Development of processes for the removal of sulfate ions from mine waters and industrial effluents is ongoing. A number of processes involve the removal of sulfate as ettringite, a calcium aluminum sulfate (Ca6Al2(SO4)3(OH)12·26H2O) at elevated pH (11.5-13). Various process configurations have been proposed using lime in combination with an aluminiferous reagent to react with the sulfate in the effluent. This paper presents a study of the effect of the source of aluminum (when mixed with lime and synthetic sodium sulfate-rich effluent) on the physicochemical properties of the resultant ettringite sludge and on the propensity of the precipitate, when recycled, to form high density sludge (HDS). It is demonstrated that aluminum chloride, aluminum nitrate and polyaluminum chloride all remove sulfate as ettringite, with aluminum chloride removing sulfate to the lowest residual concentration.
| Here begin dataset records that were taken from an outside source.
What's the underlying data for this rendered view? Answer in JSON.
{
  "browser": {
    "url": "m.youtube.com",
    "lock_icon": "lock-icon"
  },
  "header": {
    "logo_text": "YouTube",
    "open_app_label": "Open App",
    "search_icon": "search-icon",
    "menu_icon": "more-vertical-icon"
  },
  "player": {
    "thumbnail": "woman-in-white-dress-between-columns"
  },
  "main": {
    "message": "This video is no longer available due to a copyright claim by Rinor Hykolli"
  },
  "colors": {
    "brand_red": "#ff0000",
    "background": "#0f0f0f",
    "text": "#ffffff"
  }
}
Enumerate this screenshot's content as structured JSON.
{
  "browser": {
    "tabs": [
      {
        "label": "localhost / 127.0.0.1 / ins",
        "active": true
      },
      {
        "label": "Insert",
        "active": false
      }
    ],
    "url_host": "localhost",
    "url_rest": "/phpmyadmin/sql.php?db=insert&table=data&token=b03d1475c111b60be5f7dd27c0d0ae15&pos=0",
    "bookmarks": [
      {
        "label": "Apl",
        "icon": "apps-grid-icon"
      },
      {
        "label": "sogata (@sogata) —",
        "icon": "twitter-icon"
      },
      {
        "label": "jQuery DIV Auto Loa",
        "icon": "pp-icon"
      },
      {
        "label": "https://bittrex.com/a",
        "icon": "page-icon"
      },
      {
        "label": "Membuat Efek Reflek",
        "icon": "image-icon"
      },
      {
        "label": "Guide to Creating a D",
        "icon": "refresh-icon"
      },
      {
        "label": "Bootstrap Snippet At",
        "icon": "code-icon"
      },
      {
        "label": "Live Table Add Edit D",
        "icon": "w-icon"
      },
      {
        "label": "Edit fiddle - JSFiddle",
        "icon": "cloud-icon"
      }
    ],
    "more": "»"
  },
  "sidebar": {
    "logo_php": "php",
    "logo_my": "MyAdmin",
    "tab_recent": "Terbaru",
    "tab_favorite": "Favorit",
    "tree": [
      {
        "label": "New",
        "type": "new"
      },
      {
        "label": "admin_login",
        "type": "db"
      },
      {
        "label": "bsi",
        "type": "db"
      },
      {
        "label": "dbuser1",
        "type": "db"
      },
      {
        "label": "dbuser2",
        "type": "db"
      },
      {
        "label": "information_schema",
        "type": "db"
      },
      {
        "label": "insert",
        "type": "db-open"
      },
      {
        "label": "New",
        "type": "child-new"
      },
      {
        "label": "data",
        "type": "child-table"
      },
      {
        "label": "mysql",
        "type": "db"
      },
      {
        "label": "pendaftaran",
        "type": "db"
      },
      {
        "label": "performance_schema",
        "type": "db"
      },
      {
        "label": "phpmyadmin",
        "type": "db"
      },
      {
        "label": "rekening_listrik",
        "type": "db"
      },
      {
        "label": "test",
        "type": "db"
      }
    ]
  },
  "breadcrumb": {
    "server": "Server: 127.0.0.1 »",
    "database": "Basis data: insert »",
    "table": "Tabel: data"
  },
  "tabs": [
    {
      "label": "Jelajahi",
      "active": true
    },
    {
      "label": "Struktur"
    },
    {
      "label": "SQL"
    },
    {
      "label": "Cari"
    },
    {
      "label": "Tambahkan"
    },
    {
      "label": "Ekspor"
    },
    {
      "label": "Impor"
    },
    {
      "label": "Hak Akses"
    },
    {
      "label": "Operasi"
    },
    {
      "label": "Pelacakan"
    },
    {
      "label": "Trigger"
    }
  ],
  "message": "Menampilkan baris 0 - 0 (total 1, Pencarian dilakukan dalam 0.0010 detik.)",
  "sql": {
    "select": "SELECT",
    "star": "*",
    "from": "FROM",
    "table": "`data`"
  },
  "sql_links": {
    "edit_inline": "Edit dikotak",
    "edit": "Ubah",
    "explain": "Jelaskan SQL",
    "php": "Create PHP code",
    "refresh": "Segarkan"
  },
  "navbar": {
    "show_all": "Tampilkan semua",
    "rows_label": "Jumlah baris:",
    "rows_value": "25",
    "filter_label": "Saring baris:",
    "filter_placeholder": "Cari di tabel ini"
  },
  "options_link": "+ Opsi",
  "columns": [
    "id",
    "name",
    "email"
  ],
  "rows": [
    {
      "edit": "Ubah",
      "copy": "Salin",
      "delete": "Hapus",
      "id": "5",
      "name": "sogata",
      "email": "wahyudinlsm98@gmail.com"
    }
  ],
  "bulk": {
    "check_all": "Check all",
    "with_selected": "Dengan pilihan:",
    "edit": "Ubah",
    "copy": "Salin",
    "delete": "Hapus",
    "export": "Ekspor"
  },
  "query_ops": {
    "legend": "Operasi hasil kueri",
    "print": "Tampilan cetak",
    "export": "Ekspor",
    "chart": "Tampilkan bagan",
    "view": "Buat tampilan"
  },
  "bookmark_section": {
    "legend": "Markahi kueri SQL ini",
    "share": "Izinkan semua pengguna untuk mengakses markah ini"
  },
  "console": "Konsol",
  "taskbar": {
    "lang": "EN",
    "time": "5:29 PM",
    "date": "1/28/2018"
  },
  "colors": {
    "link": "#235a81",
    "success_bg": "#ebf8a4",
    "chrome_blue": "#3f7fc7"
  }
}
Sodium aluminate proved least effective at removal of sulfate for >1 cycle, and early process cycles produced a precipitate that may have been a mixture of minerals including ettringite and calcium aluminate monosulfate. Laboratory synthesised aluminum hydroxide and crystalline gibbsite were unreactive to sulfate. The different aluminiferous reagents influenced the resultant sludge volume and sludge settling velocity, with sodium aluminate forming a relatively voluminous sludge with low settling velocity and aluminum chloride-derived ettringite forming the densest 'single-pass' sludge and consistently the fastest settling sludge. Recycling of sludge in the process seemingly improves the precipitation kinetics, with lower residual sulfate concentrations found for the same reaction time upon sludge recycling. All sludges showed a slight propensity to form HDS upon recirculation. Microscope images show differences in the precipitate morphology between different aluminiferous reagents and upon recycling of sludge, typically there was an evolution from small spherical precipitates to increasing amounts of needle-shaped crystals upon recycling. These results highlight the importance of understanding how the choice of aluminiferous reagent influences the micro- and macroscopic properties of the resultant sludge, with the commensurate implications this has for process design when applying the ettringite precipitation process for the removal of sulfate from effluents.